Summary Using p-nitrophenylcarbamyl-phenylananyl-tRNA (PNPC-Phe-tRNA) and N-Iodoacetyl-phenylalanyl-tRNA as affinity labels we have attempted to identify the components of the aminoacyl-tRNA binding sites located in the vicinity of the peptidyl transferase centre of the yeast ribosome. Both Phe-tRNA derivatives bind to the ribosomal A-site in the presence of 20 mM Mg⁺⁺ ion concentration and can be translocated to the ribosomal P-site in the presence of elongation factor.

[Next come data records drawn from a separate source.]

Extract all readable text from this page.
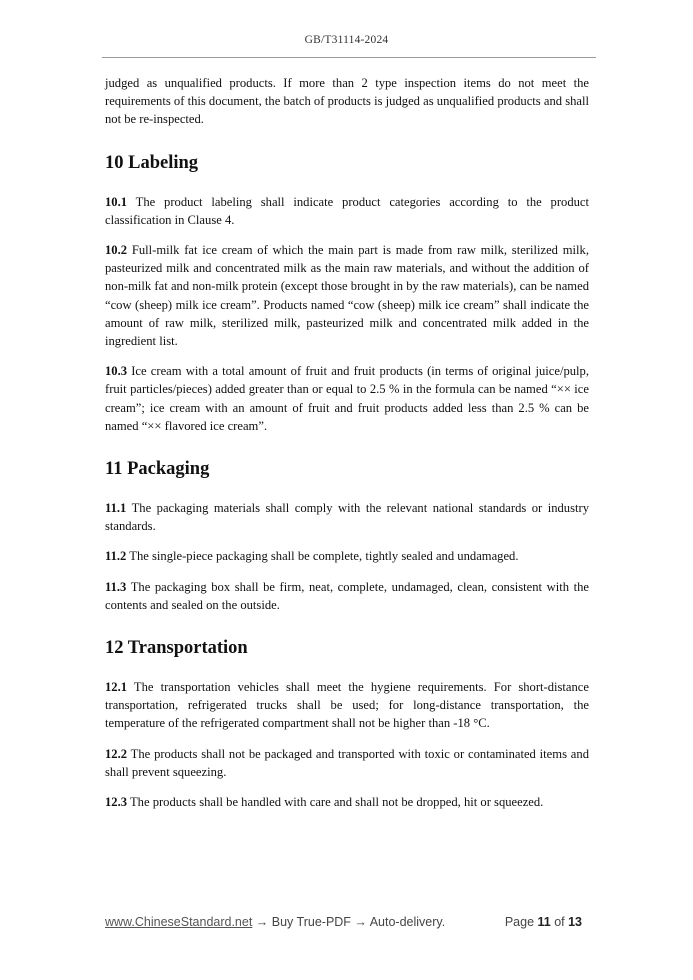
GB/T31114-2024

judged as unqualified products. If more than 2 type inspection items do not meet the requirements of this document, the batch of products is judged as unqualified products and shall not be re-inspected.

10 Labeling

10.1 The product labeling shall indicate product categories according to the product classification in Clause 4.

10.2 Full-milk fat ice cream of which the main part is made from raw milk, sterilized milk, pasteurized milk and concentrated milk as the main raw materials, and without the addition of non-milk fat and non-milk protein (except those brought in by the raw materials), can be named “cow (sheep) milk ice cream”. Products named “cow (sheep) milk ice cream” shall indicate the amount of raw milk, sterilized milk, pasteurized milk and concentrated milk added in the ingredient list.

10.3 Ice cream with a total amount of fruit and fruit products (in terms of original juice/pulp, fruit particles/pieces) added greater than or equal to 2.5 % in the formula can be named “×× ice cream”; ice cream with an amount of fruit and fruit products added less than 2.5 % can be named “×× flavored ice cream”.

11 Packaging

11.1 The packaging materials shall comply with the relevant national standards or industry standards.

11.2 The single-piece packaging shall be complete, tightly sealed and undamaged.

11.3 The packaging box shall be firm, neat, complete, undamaged, clean, consistent with the contents and sealed on the outside.

12 Transportation

12.1 The transportation vehicles shall meet the hygiene requirements. For short-distance transportation, refrigerated trucks shall be used; for long-distance transportation, the temperature of the refrigerated compartment shall not be higher than -18 °C.

12.2 The products shall not be packaged and transported with toxic or contaminated items and shall prevent squeezing.

12.3 The products shall be handled with care and shall not be dropped, hit or squeezed.

www.ChineseStandard.net → Buy True-PDF → Auto-delivery.	Page 11 of 13
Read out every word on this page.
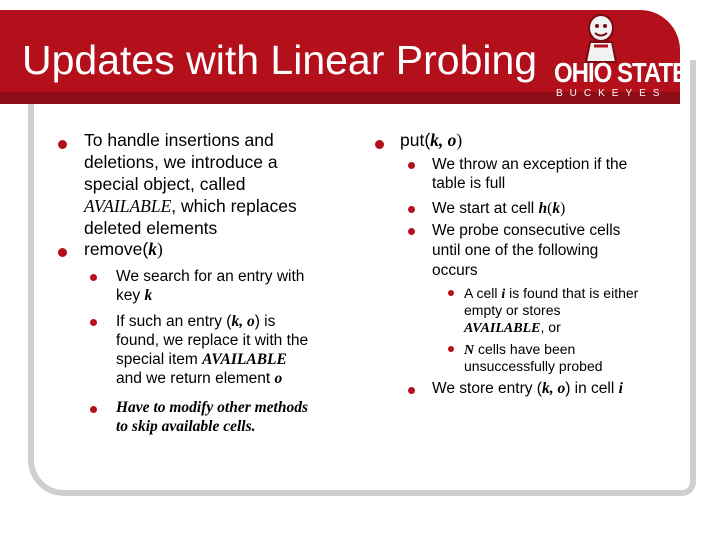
Updates with Linear Probing OHIO STATE
BUCKEYES
To handle insertions and
deletions, we introduce a
special object, called
AVAILABLE, which replaces
deleted elements
remove(k)
We search for an entry with
key k
If such an entry (k, o) is
found, we replace it with the
special item AVAILABLE
and we return element o
Have to modify other methods
to skip available cells.
put(k, o)
We throw an exception if the
table is full
We start at cell h(k)
We probe consecutive cells
until one of the following
occurs
A cell i is found that is either
empty or stores
AVAILABLE, or
N cells have been
unsuccessfully probed
We store entry (k, o) in cell i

After the labels have been allowed to react covalently with ribosomes they were found associated with the large ribosomal subunit. Proteins L36, L43, L42, L29, L2, L17/18, L19/20 and proteins L26, L38, L22/23, L7/9, L4/6, L36, L11, L43, L39 were labelled in samples treated with PNPC-Phe-tRNA and N-Iodoacetyl-Phe-tRNA respectively. In contrast, when only the components of the ribosomal P-site were analysed by reacting the treated particles with puromycin fewer spots were labelled, corresponding to proteins L36 and L19/20 using PNPC-Phe-tRNA and proteins L4/6, L36, and L43 using N-Iodoacetyl-Phe-tRNA.